I once made a big fuss about a very critical security vulnerability because they didn't want to deal with it and there were very serious ramifications to the business depending on how it was dealt with. Like the company was exposed to multi million dollar lawsuits over it, maybe more, possibly worse than lawsuits

It was the only time I've ever been classified as not a team player, and they used that incident as the reason in the report.

Edit: they did eventually deal with it properly, but not before trying to hide it and lie about it to our customers first.

[–] runeko@programming.dev 6 points 4 days ago

For what it's worth, I've got similar experience, and I've seen what OP is talking about. CEO rolling in twice a year to make arbitrary decisions that overrides Product. Product fighing amongst themselves as to what the CEO actually meant. Anyone questioning any of the above is let go for not being a team player.

[–] trolololol@lemmy.world 16 points 3 days ago (1 children)

The only thing I'd replace is ~~we have daily stand ups~~ we meet every day in the same time and same place and there's this guy who talks way more than he should

[–] sip@programming.dev 4 points 3 days ago

ah frick. wakeup call

[–] Kojichan@lemmy.world 3 points 3 days ago

This is literally the job description for my last job, verbatim. My brain crashed, was on disability leave, then they removed my post due to redundancy. 🤷‍♂️

[–] latenightnoir@lemmy.world 20 points 4 days ago

I can say without a shadow of a doubt that there is no sweeter pleasure than watching utter panic and chaos unfold when the rockstar quits. I love quitting shitty jobs...

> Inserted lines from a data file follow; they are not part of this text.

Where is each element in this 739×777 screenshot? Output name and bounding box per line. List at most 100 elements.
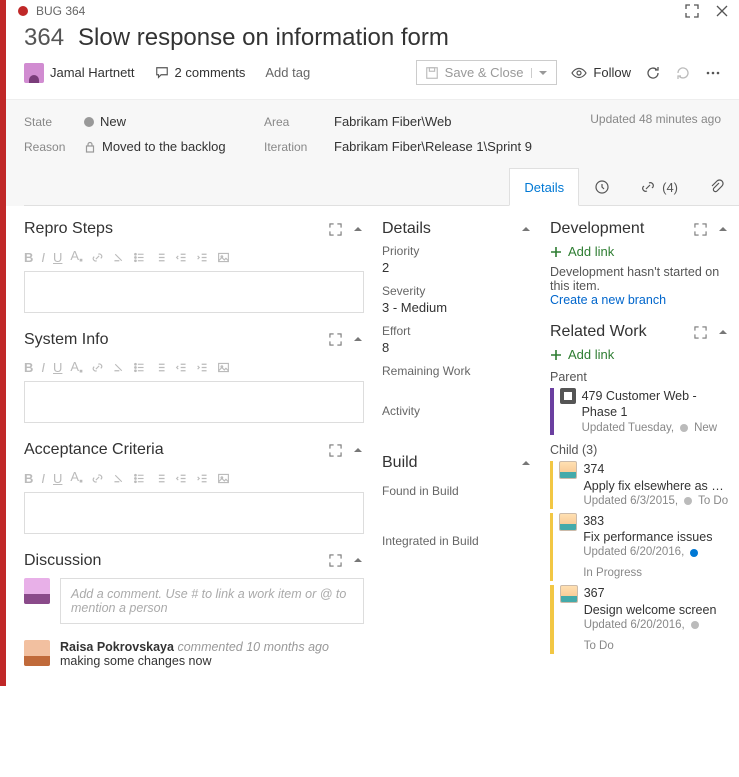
child-work-item[interactable]: 383 Fix performance issuesUpdated 6/20/2… [550,513,729,581]
work-item-type-color [550,513,553,581]
child-work-item[interactable]: 367 Design welcome screenUpdated 6/20/20… [550,585,729,653]
priority-field[interactable]: 2 [382,260,532,276]
collapse-chevron-icon[interactable] [352,554,364,567]
expand-icon[interactable] [329,223,342,236]
system-info-editor[interactable] [24,381,364,423]
parent-work-item[interactable]: 479 Customer Web - Phase 1 Updated Tuesd… [550,388,729,435]
comments-link[interactable]: 2 comments [155,65,246,80]
clear-format-icon[interactable] [112,472,125,485]
acceptance-editor[interactable] [24,492,364,534]
collapse-chevron-icon[interactable] [352,333,364,346]
tab-history[interactable] [579,168,625,205]
outdent-icon[interactable] [175,472,188,485]
work-item-title[interactable]: Slow response on information form [78,24,449,52]
font-color-icon[interactable]: A▪ [70,469,83,488]
dev-empty-message: Development hasn't started on this item. [550,265,729,293]
save-icon [425,66,439,80]
reason-field[interactable]: Moved to the backlog [84,139,264,154]
numbered-list-icon[interactable] [154,251,167,264]
assigned-to[interactable]: Jamal Hartnett [24,63,135,83]
italic-icon[interactable]: I [41,471,45,486]
collapse-chevron-icon[interactable] [717,223,729,236]
parent-updated: Updated Tuesday, [582,421,675,436]
italic-icon[interactable]: I [41,250,45,265]
link-tool-icon[interactable] [91,361,104,374]
acceptance-toolbar[interactable]: B I U A▪ [24,465,364,492]
tab-links[interactable]: (4) [625,168,693,205]
collapse-chevron-icon[interactable] [352,223,364,236]
numbered-list-icon[interactable] [154,472,167,485]
child-work-item[interactable]: 374 Apply fix elsewhere as n…Updated 6/3… [550,461,729,508]
save-and-close-button: Save & Close [416,60,558,85]
bulleted-list-icon[interactable] [133,251,146,264]
bulleted-list-icon[interactable] [133,361,146,374]
collapse-chevron-icon[interactable] [520,223,532,235]
tab-attachments[interactable] [693,168,739,205]
outdent-icon[interactable] [175,361,188,374]
assignee-avatar-icon [559,513,577,531]
font-color-icon[interactable]: A▪ [70,359,83,378]
clear-format-icon[interactable] [112,361,125,374]
iteration-field[interactable]: Fabrikam Fiber\Release 1\Sprint 9 [334,139,739,154]
tab-details[interactable]: Details [509,168,579,206]
outdent-icon[interactable] [175,251,188,264]
integrated-in-build-field[interactable] [382,550,532,566]
add-tag-button[interactable]: Add tag [265,65,310,80]
clear-format-icon[interactable] [112,251,125,264]
underline-icon[interactable]: U [53,471,62,486]
underline-icon[interactable]: U [53,250,62,265]
image-tool-icon[interactable] [217,472,230,485]
repro-steps-toolbar[interactable]: B I U A▪ [24,244,364,271]
bold-icon[interactable]: B [24,471,33,486]
follow-button[interactable]: Follow [571,65,631,81]
severity-field[interactable]: 3 - Medium [382,300,532,316]
indent-icon[interactable] [196,251,209,264]
underline-icon[interactable]: U [53,360,62,375]
found-in-build-field[interactable] [382,500,532,516]
repro-steps-label: Repro Steps [24,220,113,238]
collapse-chevron-icon[interactable] [717,326,729,339]
bold-icon[interactable]: B [24,250,33,265]
create-branch-link[interactable]: Create a new branch [550,293,729,307]
related-add-link-label: Add link [568,347,614,362]
font-color-icon[interactable]: A▪ [70,248,83,267]
dev-add-link-button[interactable]: Add link [550,244,729,259]
more-actions-button[interactable] [705,65,721,81]
bulleted-list-icon[interactable] [133,472,146,485]
child-title: Design welcome screen [584,602,717,618]
collapse-chevron-icon[interactable] [520,457,532,469]
effort-field[interactable]: 8 [382,340,532,356]
link-tool-icon[interactable] [91,251,104,264]
comment-input[interactable]: Add a comment. Use # to link a work item… [60,578,364,624]
remaining-work-field[interactable] [382,380,532,396]
fullscreen-icon[interactable] [685,4,699,18]
expand-icon[interactable] [694,326,707,339]
expand-icon[interactable] [694,223,707,236]
meta-block: Updated 48 minutes ago State New Area Fa… [6,99,739,206]
repro-steps-editor[interactable] [24,271,364,313]
image-tool-icon[interactable] [217,361,230,374]
indent-icon[interactable] [196,361,209,374]
bold-icon[interactable]: B [24,360,33,375]
development-panel-label: Development [550,220,644,238]
related-add-link-button[interactable]: Add link [550,347,729,362]
expand-icon[interactable] [329,554,342,567]
image-tool-icon[interactable] [217,251,230,264]
collapse-chevron-icon[interactable] [352,444,364,457]
state-field[interactable]: New [84,114,264,129]
system-info-toolbar[interactable]: B I U A▪ [24,355,364,382]
expand-icon[interactable] [329,444,342,457]
effort-label: Effort [382,324,532,338]
state-dot-icon [84,117,94,127]
numbered-list-icon[interactable] [154,361,167,374]
link-icon [640,179,656,195]
italic-icon[interactable]: I [41,360,45,375]
expand-icon[interactable] [329,333,342,346]
save-split-chevron[interactable] [531,68,548,78]
activity-field[interactable] [382,420,532,436]
link-tool-icon[interactable] [91,472,104,485]
indent-icon[interactable] [196,472,209,485]
refresh-button[interactable] [645,65,661,81]
close-icon[interactable] [715,4,729,18]
undo-button[interactable] [675,65,691,81]
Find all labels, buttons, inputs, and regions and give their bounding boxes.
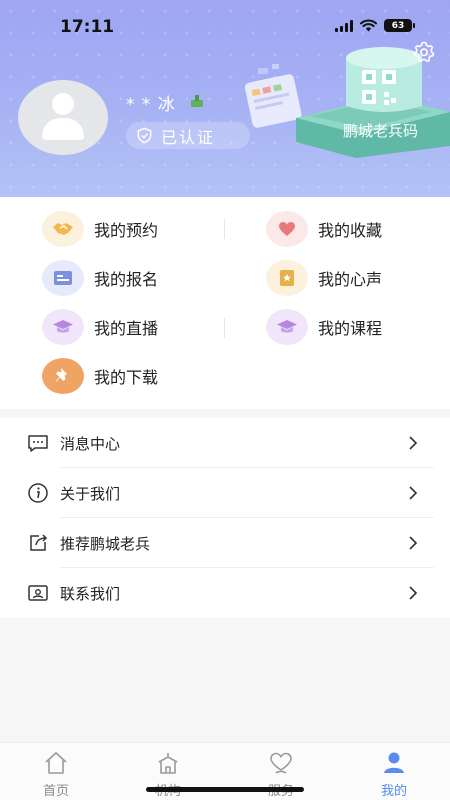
chevron-right-icon xyxy=(409,436,418,450)
service-heart-icon xyxy=(270,752,292,774)
grid-item-appointments[interactable]: 我的预约 xyxy=(42,209,158,249)
avatar[interactable] xyxy=(18,80,108,155)
list-label: 推荐鹏城老兵 xyxy=(60,534,151,553)
heart-icon xyxy=(266,211,308,247)
home-icon xyxy=(45,752,67,774)
grid-item-signups[interactable]: 我的报名 xyxy=(42,258,158,298)
tab-label: 首页 xyxy=(42,784,69,799)
shield-icon xyxy=(137,127,152,144)
list-label: 消息中心 xyxy=(60,434,121,453)
grid-item-downloads[interactable]: 我的下载 xyxy=(42,356,158,396)
grid-label: 我的报名 xyxy=(94,270,159,289)
voice-note-icon xyxy=(266,260,308,296)
grid-label: 我的收藏 xyxy=(318,221,383,240)
chevron-right-icon xyxy=(409,486,418,500)
menu-grid: 我的预约 我的收藏 我的报名 我的心声 我的直播 我的课程 我的下载 xyxy=(0,197,450,409)
message-icon xyxy=(28,435,48,452)
level-badge-icon xyxy=(191,95,203,107)
verified-label: 已认证 xyxy=(161,127,216,147)
info-icon xyxy=(28,483,48,503)
live-cap-icon xyxy=(42,309,84,345)
battery-icon: 63 xyxy=(384,19,415,32)
course-cap-icon xyxy=(266,309,308,345)
gear-icon[interactable] xyxy=(412,40,436,64)
share-icon xyxy=(30,534,48,551)
user-icon xyxy=(384,752,404,773)
wifi-icon xyxy=(360,19,377,32)
institution-icon xyxy=(158,753,178,774)
grid-item-voices[interactable]: 我的心声 xyxy=(266,258,382,298)
status-time: 17:11 xyxy=(60,17,115,37)
signal-icon xyxy=(335,19,353,32)
username: * * 冰 xyxy=(126,95,176,115)
grid-label: 我的预约 xyxy=(94,221,159,240)
chevron-right-icon xyxy=(409,586,418,600)
list-label: 联系我们 xyxy=(60,584,121,603)
list-item-messages[interactable]: 消息中心 xyxy=(0,418,450,468)
home-indicator xyxy=(146,787,304,792)
grid-label: 我的直播 xyxy=(94,319,159,338)
settings-list: 消息中心 关于我们 推荐鹏城老兵 联系我们 xyxy=(0,418,450,618)
grid-item-live[interactable]: 我的直播 xyxy=(42,307,158,347)
grid-label: 我的课程 xyxy=(318,319,383,338)
tab-label: 我的 xyxy=(380,784,407,799)
list-item-recommend[interactable]: 推荐鹏城老兵 xyxy=(0,518,450,568)
profile-header: 17:11 63 * * 冰 已认证 鹏城老兵码 xyxy=(0,0,450,197)
tab-home[interactable]: 首页 xyxy=(26,749,86,799)
grid-item-courses[interactable]: 我的课程 xyxy=(266,307,382,347)
pin-icon xyxy=(42,358,84,394)
chevron-right-icon xyxy=(409,536,418,550)
grid-label: 我的心声 xyxy=(318,270,383,289)
handshake-icon xyxy=(42,211,84,247)
tab-mine[interactable]: 我的 xyxy=(364,749,424,799)
grid-item-favorites[interactable]: 我的收藏 xyxy=(266,209,382,249)
list-item-about[interactable]: 关于我们 xyxy=(0,468,450,518)
contact-card-icon xyxy=(28,585,48,601)
qr-code-label[interactable]: 鹏城老兵码 xyxy=(343,121,423,142)
list-label: 关于我们 xyxy=(60,484,121,503)
list-item-contact[interactable]: 联系我们 xyxy=(0,568,450,618)
grid-label: 我的下载 xyxy=(94,368,159,387)
signup-card-icon xyxy=(42,260,84,296)
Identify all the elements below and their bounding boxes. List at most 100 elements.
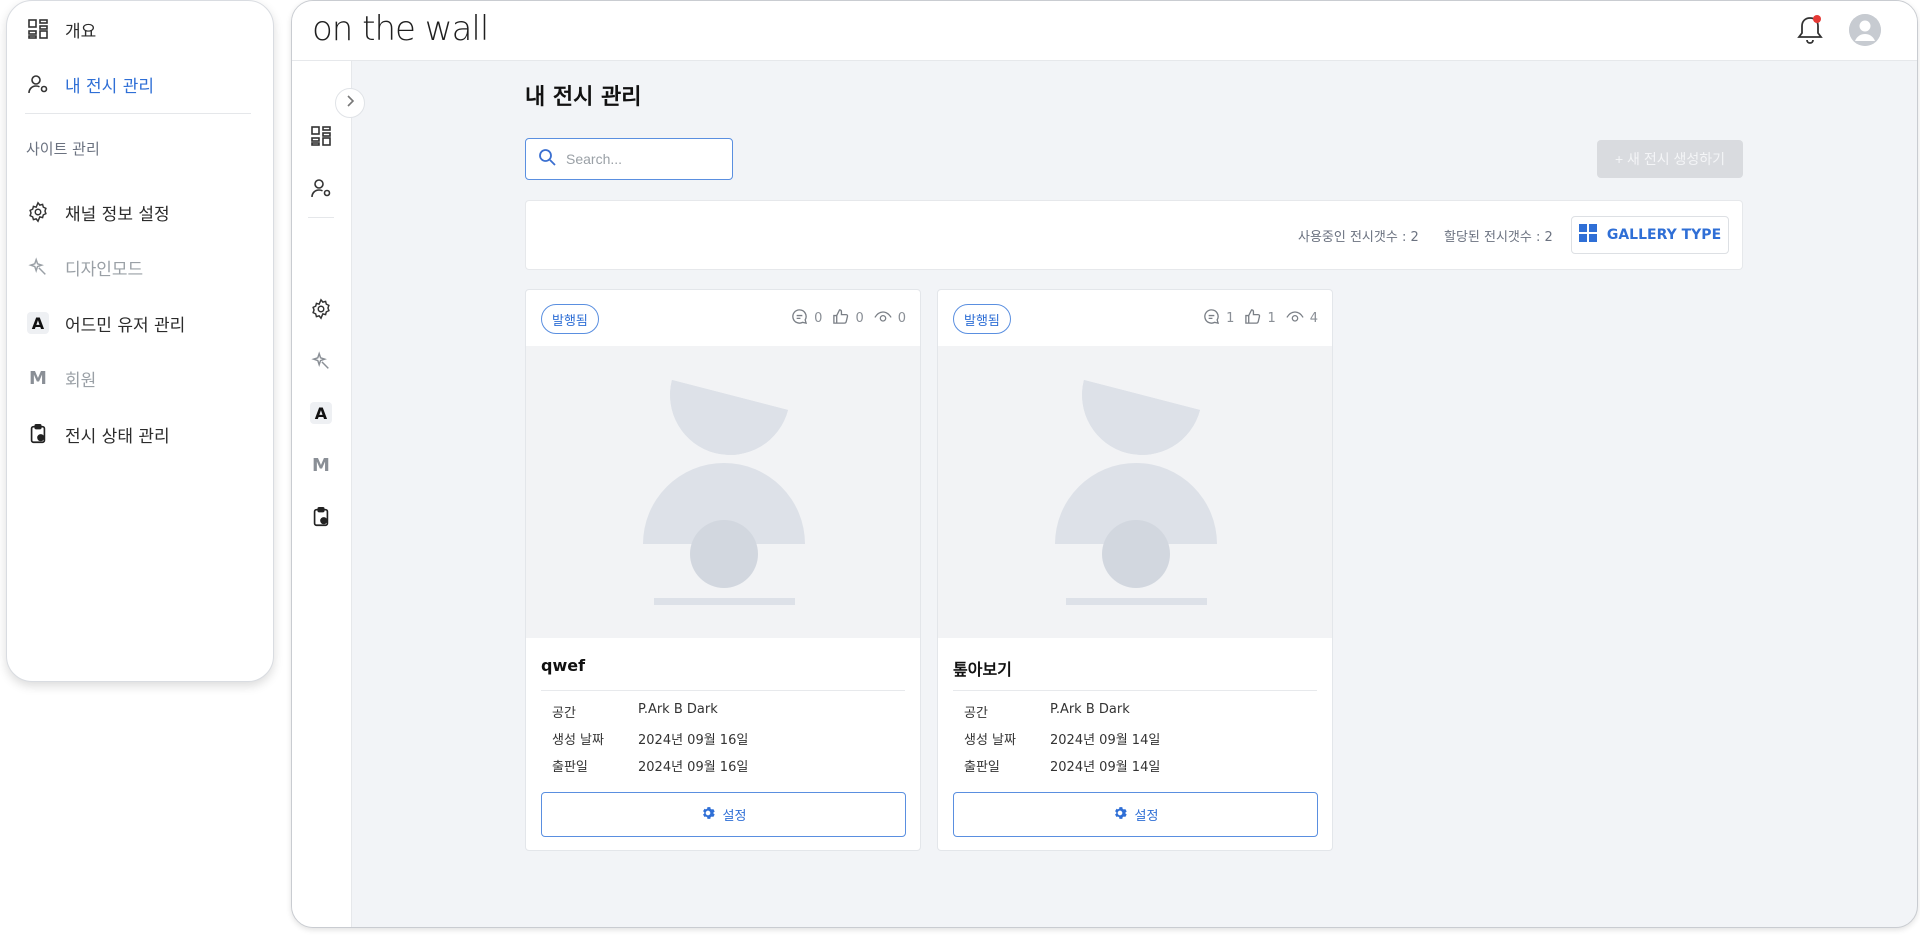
info-label: 생성 날짜 bbox=[552, 733, 604, 748]
status-badge: 발행됨 bbox=[541, 304, 599, 334]
settings-label: 설정 bbox=[1134, 809, 1159, 824]
info-value: 2024년 09월 14일 bbox=[1050, 760, 1161, 775]
exhibition-thumbnail[interactable] bbox=[526, 346, 920, 638]
eye-icon bbox=[874, 308, 892, 329]
view-metric: 0 bbox=[874, 308, 906, 329]
comment-count: 0 bbox=[814, 311, 823, 326]
user-location-icon bbox=[25, 71, 51, 97]
comment-metric: 0 bbox=[791, 308, 822, 329]
menu-item-my-exhibitions[interactable]: 내 전시 관리 bbox=[25, 68, 154, 100]
settings-button[interactable]: 설정 bbox=[953, 792, 1318, 837]
info-value: 2024년 09월 16일 bbox=[638, 760, 749, 775]
settings-button[interactable]: 설정 bbox=[541, 792, 906, 837]
letter-a-icon: A bbox=[25, 310, 51, 336]
card-divider bbox=[953, 690, 1317, 691]
info-label: 공간 bbox=[964, 706, 988, 721]
cog-icon bbox=[1113, 806, 1127, 824]
top-bar: on the wall bbox=[292, 1, 1917, 61]
info-row-published: 출판일 2024년 09월 14일 bbox=[964, 756, 1160, 775]
rail-user-location-icon[interactable] bbox=[308, 175, 334, 201]
rail-letter-a-icon[interactable]: A bbox=[308, 400, 334, 426]
collapsed-sidebar: A M bbox=[292, 61, 352, 927]
search-input[interactable] bbox=[566, 151, 716, 167]
menu-divider bbox=[25, 113, 251, 114]
info-value: 2024년 09월 14일 bbox=[1050, 733, 1161, 748]
menu-item-label: 채널 정보 설정 bbox=[65, 204, 170, 225]
menu-section-label: 사이트 관리 bbox=[26, 140, 100, 158]
gear-icon bbox=[25, 199, 51, 225]
comment-icon bbox=[1203, 308, 1220, 329]
like-metric: 1 bbox=[1244, 308, 1276, 329]
create-exhibition-button[interactable]: + 새 전시 생성하기 bbox=[1597, 140, 1743, 178]
menu-item-admin-users[interactable]: A 어드민 유저 관리 bbox=[25, 307, 185, 339]
in-use-count: 사용중인 전시갯수 : 2 bbox=[1298, 230, 1419, 245]
sidebar-expand-toggle[interactable] bbox=[335, 88, 365, 118]
settings-label: 설정 bbox=[722, 809, 747, 824]
menu-item-members[interactable]: M 회원 bbox=[25, 362, 96, 394]
exhibition-card[interactable]: 발행됨 0 0 0 qwef 공간 P.Ark B Dark 생성 날짜 202… bbox=[525, 289, 921, 851]
rail-clipboard-icon[interactable] bbox=[308, 504, 334, 530]
thumbs-up-icon bbox=[1244, 308, 1261, 329]
menu-item-overview[interactable]: 개요 bbox=[25, 13, 96, 45]
grid-view-icon bbox=[1578, 224, 1597, 246]
comment-icon bbox=[791, 308, 808, 329]
info-label: 생성 날짜 bbox=[964, 733, 1016, 748]
exhibition-title: qwef bbox=[541, 656, 586, 675]
allocated-count: 할당된 전시갯수 : 2 bbox=[1444, 230, 1553, 245]
stats-bar: 사용중인 전시갯수 : 2 할당된 전시갯수 : 2 GALLERY TYPE bbox=[525, 200, 1743, 270]
menu-item-exhibition-status[interactable]: 전시 상태 관리 bbox=[25, 418, 170, 450]
page-title: 내 전시 관리 bbox=[525, 85, 642, 110]
info-value: P.Ark B Dark bbox=[638, 702, 718, 717]
view-count: 0 bbox=[897, 311, 906, 326]
rail-divider bbox=[308, 217, 334, 218]
thumbs-up-icon bbox=[832, 308, 849, 329]
exhibition-card[interactable]: 발행됨 1 1 4 톺아보기 공간 P.Ark B Dark 생성 날짜 202… bbox=[937, 289, 1333, 851]
view-count: 4 bbox=[1309, 311, 1318, 326]
info-row-space: 공간 P.Ark B Dark bbox=[964, 702, 1130, 721]
placeholder-illustration bbox=[1055, 380, 1217, 605]
logo[interactable]: on the wall bbox=[312, 9, 489, 49]
exhibition-title: 톺아보기 bbox=[953, 660, 1012, 679]
rail-gear-icon[interactable] bbox=[308, 296, 334, 322]
info-row-created: 생성 날짜 2024년 09월 16일 bbox=[552, 729, 748, 748]
menu-item-channel-settings[interactable]: 채널 정보 설정 bbox=[25, 196, 170, 228]
menu-item-label: 내 전시 관리 bbox=[65, 76, 155, 97]
rail-sparkle-icon[interactable] bbox=[308, 348, 334, 374]
menu-item-label: 개요 bbox=[65, 21, 97, 42]
info-label: 출판일 bbox=[552, 760, 588, 775]
like-count: 0 bbox=[855, 311, 864, 326]
letter-m-icon: M bbox=[29, 367, 47, 389]
info-label: 공간 bbox=[552, 706, 576, 721]
rail-letter-m-icon[interactable]: M bbox=[308, 452, 334, 478]
grid-icon bbox=[25, 16, 51, 42]
sparkle-icon bbox=[25, 254, 51, 280]
clipboard-icon bbox=[25, 421, 51, 447]
rail-grid-icon[interactable] bbox=[308, 123, 334, 149]
info-row-space: 공간 P.Ark B Dark bbox=[552, 702, 718, 721]
view-metric: 4 bbox=[1286, 308, 1318, 329]
menu-item-design-mode[interactable]: 디자인모드 bbox=[25, 251, 143, 283]
menu-item-label: 회원 bbox=[65, 370, 97, 391]
expanded-nav-menu: 개요 내 전시 관리 사이트 관리 채널 정보 설정 디자인모드 A 어드민 유… bbox=[6, 0, 274, 682]
comment-count: 1 bbox=[1226, 311, 1235, 326]
card-header: 발행됨 1 1 4 bbox=[938, 290, 1332, 346]
eye-icon bbox=[1286, 308, 1304, 329]
card-divider bbox=[541, 690, 905, 691]
like-count: 1 bbox=[1267, 311, 1276, 326]
search-box[interactable] bbox=[525, 138, 733, 180]
info-label: 출판일 bbox=[964, 760, 1000, 775]
gallery-type-button[interactable]: GALLERY TYPE bbox=[1571, 216, 1729, 254]
info-row-published: 출판일 2024년 09월 16일 bbox=[552, 756, 748, 775]
info-row-created: 생성 날짜 2024년 09월 14일 bbox=[964, 729, 1160, 748]
status-badge: 발행됨 bbox=[953, 304, 1011, 334]
card-metrics: 0 0 0 bbox=[787, 308, 906, 329]
exhibition-thumbnail[interactable] bbox=[938, 346, 1332, 638]
search-icon bbox=[538, 148, 556, 170]
app-window: on the wall A M 내 전시 관리 Search... + 새 전시… bbox=[291, 0, 1918, 928]
card-metrics: 1 1 4 bbox=[1199, 308, 1318, 329]
comment-metric: 1 bbox=[1203, 308, 1234, 329]
cog-icon bbox=[701, 806, 715, 824]
menu-item-label: 어드민 유저 관리 bbox=[65, 315, 186, 336]
user-avatar[interactable] bbox=[1849, 14, 1881, 46]
card-header: 발행됨 0 0 0 bbox=[526, 290, 920, 346]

[–] JokeDeity@lemm.ee 5 points 3 days ago (1 children)

This applies to all companies in America, definitely not just developers.

[–] BurnedDonutHole@ani.social 6 points 3 days ago

I can tell you that this applies to a lot of businesses and countries. At this point counting the ones that it doesn't apply would be a shorter list.

[–] slazer2au@lemmy.world 9 points 4 days ago

You got the rockstar one wrong, it's an actual programming language.

https://codewithrockstar.com/

[–] luckystarr@feddit.org 2 points 4 days ago

A few I can laugh about (just started to make a profit), but most of them just make me uncomfortable.